Les éditoriaux de Jacques Cheminade

Mutation

jeudi 6 avril 2006

Les éditoriaux de Jacques Cheminade sont publiés tous les quinze jours dans le journal Nouvelle Solidarité, sur www.solidariteetprogres.org ainsi que www.cheminade2007.org, et consitutent le principal regard du candidat à la présidentielle de 2007 sur l’actualité française et internationale.

Le soulèvement contre le Contrat première embauche (CPE) succède à la révolte des banlieues. Y a-t-il un rapport entre eux ? La réponse est l’absence de futur infligé aux jeunes par une oligarchie financière et politique qui vit sous la protection de ses privilèges.

Les jeunes de banlieue enregistrent leur échec collectif dans le secondaire, les jeunes des classes moyennes dans leurs années d’université, mais l’absence de débouchés est leur dénominateur commun. Une grande partie de cette jeunesse, que les « élites » protégées et installées voulaient frileuse, désabusée, passive et sans idéal, a montré qu’elle vivait dans l’attente d’une vie plus juste et d’un projet plus exaltant. Notre devoir politique est de les lui offrir, face à la carence d’une droite sans coeur et d’une gauche sans vision, toutes deux acquises à la logique néo-libérale et noyées dans les querelles de personnes, faute d’idées.

Les Français ne sont pas les seuls à faire les frais de la contre-révolution mondiale néo-libérale, mais c’est notre différence de porter en nous-mêmes un projet républicain, un sens du domaine et du service public qui s’est tour à tour exprimé dans le colbertisme, le socialisme jaurésien, le christianisme des abbés démocrates de Bretagne et du Sillon et le refus gaulliste d’abord de l’occupation nazie, puis de l’ordre anglo-américain. C’est là qu’il nous faut maintenant puiser.
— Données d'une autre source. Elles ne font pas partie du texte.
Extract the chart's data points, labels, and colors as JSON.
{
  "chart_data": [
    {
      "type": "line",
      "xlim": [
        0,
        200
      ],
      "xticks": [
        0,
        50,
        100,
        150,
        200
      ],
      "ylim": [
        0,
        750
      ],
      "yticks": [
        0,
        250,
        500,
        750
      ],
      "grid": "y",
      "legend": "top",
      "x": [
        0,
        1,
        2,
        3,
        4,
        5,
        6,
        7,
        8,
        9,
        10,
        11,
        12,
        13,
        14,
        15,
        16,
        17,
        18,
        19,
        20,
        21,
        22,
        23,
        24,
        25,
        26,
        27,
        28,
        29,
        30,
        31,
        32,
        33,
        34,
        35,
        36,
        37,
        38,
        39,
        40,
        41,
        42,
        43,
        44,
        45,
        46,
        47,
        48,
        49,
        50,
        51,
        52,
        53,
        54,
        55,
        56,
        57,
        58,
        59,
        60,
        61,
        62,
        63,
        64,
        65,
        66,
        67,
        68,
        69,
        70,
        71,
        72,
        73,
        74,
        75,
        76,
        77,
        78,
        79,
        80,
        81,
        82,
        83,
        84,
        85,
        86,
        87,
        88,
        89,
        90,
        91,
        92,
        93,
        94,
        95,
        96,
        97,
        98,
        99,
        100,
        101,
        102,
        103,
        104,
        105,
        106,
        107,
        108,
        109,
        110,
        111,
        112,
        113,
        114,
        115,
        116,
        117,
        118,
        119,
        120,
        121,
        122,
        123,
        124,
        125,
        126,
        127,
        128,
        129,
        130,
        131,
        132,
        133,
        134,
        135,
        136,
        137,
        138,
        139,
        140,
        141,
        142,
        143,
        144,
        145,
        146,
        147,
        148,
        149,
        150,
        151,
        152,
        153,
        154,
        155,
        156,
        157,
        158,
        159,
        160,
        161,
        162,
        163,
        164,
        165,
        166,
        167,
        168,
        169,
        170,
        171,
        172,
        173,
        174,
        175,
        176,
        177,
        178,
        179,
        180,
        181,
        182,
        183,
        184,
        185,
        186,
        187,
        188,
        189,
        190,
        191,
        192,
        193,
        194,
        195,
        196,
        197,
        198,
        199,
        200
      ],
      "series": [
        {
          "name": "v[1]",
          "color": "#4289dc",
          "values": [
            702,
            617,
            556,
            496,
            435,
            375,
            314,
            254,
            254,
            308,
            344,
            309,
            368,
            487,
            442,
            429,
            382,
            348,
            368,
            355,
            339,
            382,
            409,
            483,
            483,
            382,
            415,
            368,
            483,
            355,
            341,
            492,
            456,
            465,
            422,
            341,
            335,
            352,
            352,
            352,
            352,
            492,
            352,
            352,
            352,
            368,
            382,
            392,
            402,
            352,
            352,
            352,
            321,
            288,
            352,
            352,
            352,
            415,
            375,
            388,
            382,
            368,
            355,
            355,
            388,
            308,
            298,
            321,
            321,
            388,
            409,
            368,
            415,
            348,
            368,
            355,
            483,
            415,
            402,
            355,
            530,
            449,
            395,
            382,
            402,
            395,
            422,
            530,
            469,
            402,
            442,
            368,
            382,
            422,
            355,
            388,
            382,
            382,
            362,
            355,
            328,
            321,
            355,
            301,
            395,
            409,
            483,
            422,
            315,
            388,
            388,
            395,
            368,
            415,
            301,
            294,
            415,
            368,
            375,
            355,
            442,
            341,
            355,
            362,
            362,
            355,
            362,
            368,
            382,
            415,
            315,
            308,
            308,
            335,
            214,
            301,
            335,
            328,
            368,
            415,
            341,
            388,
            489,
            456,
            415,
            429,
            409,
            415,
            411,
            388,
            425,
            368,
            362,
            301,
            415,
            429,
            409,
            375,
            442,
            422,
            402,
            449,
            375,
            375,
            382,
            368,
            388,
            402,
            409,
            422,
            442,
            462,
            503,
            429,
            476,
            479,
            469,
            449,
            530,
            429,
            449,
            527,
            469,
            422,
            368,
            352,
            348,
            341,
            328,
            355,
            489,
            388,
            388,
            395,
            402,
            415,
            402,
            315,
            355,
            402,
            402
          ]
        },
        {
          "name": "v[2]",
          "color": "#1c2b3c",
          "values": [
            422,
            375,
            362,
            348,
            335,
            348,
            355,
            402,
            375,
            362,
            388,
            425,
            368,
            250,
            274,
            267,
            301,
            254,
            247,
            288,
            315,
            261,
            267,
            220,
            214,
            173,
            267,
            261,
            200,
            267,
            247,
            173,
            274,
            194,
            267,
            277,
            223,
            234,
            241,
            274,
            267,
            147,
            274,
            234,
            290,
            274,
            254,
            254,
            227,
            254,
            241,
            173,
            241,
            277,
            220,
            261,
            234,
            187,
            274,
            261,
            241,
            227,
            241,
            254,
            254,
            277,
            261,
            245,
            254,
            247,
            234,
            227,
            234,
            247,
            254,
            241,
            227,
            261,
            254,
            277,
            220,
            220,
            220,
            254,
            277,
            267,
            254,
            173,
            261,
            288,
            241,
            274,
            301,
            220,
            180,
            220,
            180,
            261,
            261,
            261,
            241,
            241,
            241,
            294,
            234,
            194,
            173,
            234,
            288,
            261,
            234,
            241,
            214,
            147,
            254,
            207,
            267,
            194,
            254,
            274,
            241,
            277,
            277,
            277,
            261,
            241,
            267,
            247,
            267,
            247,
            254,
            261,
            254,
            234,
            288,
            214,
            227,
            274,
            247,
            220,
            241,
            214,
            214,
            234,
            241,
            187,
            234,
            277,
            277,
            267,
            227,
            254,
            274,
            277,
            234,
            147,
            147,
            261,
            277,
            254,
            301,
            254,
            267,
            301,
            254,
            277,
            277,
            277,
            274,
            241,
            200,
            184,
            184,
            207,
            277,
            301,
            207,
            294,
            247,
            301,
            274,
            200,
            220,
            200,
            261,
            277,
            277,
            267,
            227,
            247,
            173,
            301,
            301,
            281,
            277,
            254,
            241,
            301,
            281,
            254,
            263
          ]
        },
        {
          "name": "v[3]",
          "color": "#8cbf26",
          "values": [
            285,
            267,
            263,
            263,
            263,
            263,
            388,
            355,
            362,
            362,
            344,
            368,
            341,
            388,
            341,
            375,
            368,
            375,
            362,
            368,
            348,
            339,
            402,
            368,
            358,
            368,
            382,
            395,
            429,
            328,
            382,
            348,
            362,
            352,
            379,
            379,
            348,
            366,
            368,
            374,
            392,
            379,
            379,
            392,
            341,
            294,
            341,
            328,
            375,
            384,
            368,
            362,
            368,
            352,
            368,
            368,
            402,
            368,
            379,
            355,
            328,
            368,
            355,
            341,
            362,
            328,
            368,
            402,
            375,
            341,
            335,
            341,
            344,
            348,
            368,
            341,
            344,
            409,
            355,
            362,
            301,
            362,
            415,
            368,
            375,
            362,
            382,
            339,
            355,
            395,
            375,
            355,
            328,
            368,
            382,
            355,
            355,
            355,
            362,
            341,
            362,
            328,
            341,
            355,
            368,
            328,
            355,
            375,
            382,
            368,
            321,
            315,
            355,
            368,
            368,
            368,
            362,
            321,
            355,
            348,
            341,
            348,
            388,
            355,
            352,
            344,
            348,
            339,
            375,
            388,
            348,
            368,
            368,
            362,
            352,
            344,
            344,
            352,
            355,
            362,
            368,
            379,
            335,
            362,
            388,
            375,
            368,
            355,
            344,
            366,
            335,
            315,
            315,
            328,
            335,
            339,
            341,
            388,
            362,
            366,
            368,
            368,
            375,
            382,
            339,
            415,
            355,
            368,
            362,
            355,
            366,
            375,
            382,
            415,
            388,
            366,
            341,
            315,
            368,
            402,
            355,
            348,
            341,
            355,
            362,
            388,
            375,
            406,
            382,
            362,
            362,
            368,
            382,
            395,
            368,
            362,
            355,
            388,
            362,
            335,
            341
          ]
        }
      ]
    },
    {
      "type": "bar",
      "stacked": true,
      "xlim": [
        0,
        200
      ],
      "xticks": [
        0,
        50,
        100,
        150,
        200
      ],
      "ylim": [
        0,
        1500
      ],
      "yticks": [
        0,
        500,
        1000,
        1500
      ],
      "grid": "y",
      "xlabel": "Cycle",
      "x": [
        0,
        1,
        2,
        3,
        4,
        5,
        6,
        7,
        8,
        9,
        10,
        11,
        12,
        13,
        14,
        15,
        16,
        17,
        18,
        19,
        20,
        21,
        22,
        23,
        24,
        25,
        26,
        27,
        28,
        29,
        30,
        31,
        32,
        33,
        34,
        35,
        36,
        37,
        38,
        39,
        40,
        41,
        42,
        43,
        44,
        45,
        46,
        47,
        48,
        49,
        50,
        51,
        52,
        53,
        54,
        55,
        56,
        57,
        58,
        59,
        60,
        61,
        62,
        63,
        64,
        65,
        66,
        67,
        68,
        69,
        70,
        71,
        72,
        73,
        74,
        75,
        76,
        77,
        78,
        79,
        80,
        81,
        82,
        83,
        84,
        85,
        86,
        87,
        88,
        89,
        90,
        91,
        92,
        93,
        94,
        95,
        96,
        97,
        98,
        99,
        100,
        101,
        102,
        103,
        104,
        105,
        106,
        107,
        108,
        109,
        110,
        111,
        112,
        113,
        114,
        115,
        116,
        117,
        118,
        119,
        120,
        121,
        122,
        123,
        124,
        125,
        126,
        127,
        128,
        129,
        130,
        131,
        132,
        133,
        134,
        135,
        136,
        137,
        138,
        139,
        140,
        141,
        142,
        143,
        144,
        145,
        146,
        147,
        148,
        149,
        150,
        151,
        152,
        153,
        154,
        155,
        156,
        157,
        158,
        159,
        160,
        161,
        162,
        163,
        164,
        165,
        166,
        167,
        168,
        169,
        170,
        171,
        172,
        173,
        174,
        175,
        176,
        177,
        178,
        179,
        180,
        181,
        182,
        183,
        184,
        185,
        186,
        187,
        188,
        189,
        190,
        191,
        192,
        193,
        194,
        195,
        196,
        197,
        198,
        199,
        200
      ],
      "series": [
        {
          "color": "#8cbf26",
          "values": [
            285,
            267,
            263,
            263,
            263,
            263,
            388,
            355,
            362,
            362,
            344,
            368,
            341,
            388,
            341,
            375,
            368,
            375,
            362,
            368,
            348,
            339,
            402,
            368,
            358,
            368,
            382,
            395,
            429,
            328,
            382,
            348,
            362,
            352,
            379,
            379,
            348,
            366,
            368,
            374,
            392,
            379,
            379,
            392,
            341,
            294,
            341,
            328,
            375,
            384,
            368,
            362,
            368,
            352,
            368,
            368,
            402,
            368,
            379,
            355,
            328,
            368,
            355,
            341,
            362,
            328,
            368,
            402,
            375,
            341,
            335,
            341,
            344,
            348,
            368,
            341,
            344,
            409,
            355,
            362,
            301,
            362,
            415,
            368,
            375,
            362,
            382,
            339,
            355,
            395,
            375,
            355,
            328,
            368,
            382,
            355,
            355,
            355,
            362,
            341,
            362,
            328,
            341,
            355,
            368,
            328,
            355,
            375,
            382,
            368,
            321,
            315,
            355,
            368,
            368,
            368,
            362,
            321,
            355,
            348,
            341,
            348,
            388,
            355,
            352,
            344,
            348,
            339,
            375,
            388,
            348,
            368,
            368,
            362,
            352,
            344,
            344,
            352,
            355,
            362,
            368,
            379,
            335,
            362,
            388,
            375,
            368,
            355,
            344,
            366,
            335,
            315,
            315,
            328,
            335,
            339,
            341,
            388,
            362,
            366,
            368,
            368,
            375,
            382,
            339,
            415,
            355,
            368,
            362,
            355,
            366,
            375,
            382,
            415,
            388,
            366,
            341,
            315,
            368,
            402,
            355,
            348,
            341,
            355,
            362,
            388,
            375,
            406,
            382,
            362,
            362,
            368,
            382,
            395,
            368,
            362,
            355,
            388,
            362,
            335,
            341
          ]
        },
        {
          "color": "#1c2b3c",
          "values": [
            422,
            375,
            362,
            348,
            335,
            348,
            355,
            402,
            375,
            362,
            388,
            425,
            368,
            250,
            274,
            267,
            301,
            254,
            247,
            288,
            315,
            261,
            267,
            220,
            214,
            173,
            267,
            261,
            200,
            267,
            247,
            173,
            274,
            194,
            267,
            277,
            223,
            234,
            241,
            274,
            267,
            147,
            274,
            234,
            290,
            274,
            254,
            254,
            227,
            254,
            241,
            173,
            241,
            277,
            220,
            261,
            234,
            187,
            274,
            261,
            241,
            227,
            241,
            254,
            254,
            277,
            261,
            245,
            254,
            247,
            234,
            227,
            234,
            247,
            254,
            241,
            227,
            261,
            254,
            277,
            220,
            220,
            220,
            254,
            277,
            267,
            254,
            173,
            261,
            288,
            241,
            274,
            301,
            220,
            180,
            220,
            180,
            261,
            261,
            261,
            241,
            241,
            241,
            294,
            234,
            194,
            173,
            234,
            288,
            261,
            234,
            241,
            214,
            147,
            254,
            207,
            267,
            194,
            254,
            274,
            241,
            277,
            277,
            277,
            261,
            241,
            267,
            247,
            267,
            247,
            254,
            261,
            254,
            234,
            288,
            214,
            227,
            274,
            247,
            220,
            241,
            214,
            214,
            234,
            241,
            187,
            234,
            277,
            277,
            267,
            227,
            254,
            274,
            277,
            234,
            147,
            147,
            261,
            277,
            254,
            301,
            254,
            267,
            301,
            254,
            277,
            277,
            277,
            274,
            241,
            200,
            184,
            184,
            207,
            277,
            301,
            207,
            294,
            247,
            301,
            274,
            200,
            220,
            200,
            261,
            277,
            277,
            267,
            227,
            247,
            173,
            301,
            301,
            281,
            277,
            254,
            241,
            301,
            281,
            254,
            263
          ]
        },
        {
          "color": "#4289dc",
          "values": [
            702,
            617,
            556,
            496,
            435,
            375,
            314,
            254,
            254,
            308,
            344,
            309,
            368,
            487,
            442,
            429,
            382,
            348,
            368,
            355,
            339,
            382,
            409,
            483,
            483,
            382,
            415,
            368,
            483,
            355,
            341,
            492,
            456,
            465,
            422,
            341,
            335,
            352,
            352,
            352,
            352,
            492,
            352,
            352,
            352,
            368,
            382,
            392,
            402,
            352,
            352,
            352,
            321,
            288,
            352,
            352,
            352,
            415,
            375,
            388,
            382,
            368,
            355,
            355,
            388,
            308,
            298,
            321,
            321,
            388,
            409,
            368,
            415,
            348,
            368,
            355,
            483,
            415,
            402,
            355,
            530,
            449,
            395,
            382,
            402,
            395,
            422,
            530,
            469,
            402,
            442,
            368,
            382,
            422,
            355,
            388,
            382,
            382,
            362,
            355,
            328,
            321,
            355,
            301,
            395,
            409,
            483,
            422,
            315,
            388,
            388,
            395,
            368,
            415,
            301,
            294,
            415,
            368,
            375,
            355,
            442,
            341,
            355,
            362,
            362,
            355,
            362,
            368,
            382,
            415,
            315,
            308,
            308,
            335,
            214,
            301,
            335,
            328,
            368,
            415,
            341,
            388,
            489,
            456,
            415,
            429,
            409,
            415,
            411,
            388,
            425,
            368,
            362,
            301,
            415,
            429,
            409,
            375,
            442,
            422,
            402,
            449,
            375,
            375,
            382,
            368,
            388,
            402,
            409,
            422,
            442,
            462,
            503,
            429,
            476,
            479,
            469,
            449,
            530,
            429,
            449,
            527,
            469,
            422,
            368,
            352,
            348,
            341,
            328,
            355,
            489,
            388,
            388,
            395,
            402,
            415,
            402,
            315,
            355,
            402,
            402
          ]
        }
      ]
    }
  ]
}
Pour refuser d’abord la désastreuse réforme de l’hôpital public (Plan hôpital 2007) et de la sécurité sociale, le démantèlement de la recherche fondamentale et une éducation publique laissée à l’abandon par ceux qui l’administrent.

Pour susciter ensuite le projet permettant de renverser le cours des choses et offrant à chacun une chance de retrouver sa dignité et son estime de soi. Cette mutation repose sur un rejet de ce qui a été fait depuis plus de trente ans, en particulier depuis le « tournant de la rigueur » de 1983, qui a porté avec lui injustice sociale, diktat financier et une Europe truquée à la solde des puissances financières.

Notre défi est de rebâtir le progrès scientifique et technique et le progrès social, ensemble contre le pillage des prédateurs financiers qui ont créé les bulles du capital fictif. Nous devons pour cela refuser les sirènes absurdes de la décroissance, qui ne sont que l’écho du Club de Rome et de l’oligarchie financière malthusienne, des Alexander King et des Teddy Goldsmith. La seule décroissance légitime est celle du capital financier !

Articuler notre effort dans un plan et un budget d’équipement physique à moyen et long terme est notre tâche - à l’échelle française, européenne et internationale. C’est en fonction de cette tâche que nous devons trouver des amis, en Amérique latine comme en Russie, en Chine ou aux Etats-Unis, et non dans un repli chauviniste ou dans une soumission à la mondialisation. La France doit redevenir elle-même, c’est-à-dire exemplaire et universelle pour répondre à l’exigence légitime de ses jeunes autrement que par des bégaiements pétainistes. Cela s’appelle l’avantage d’autrui.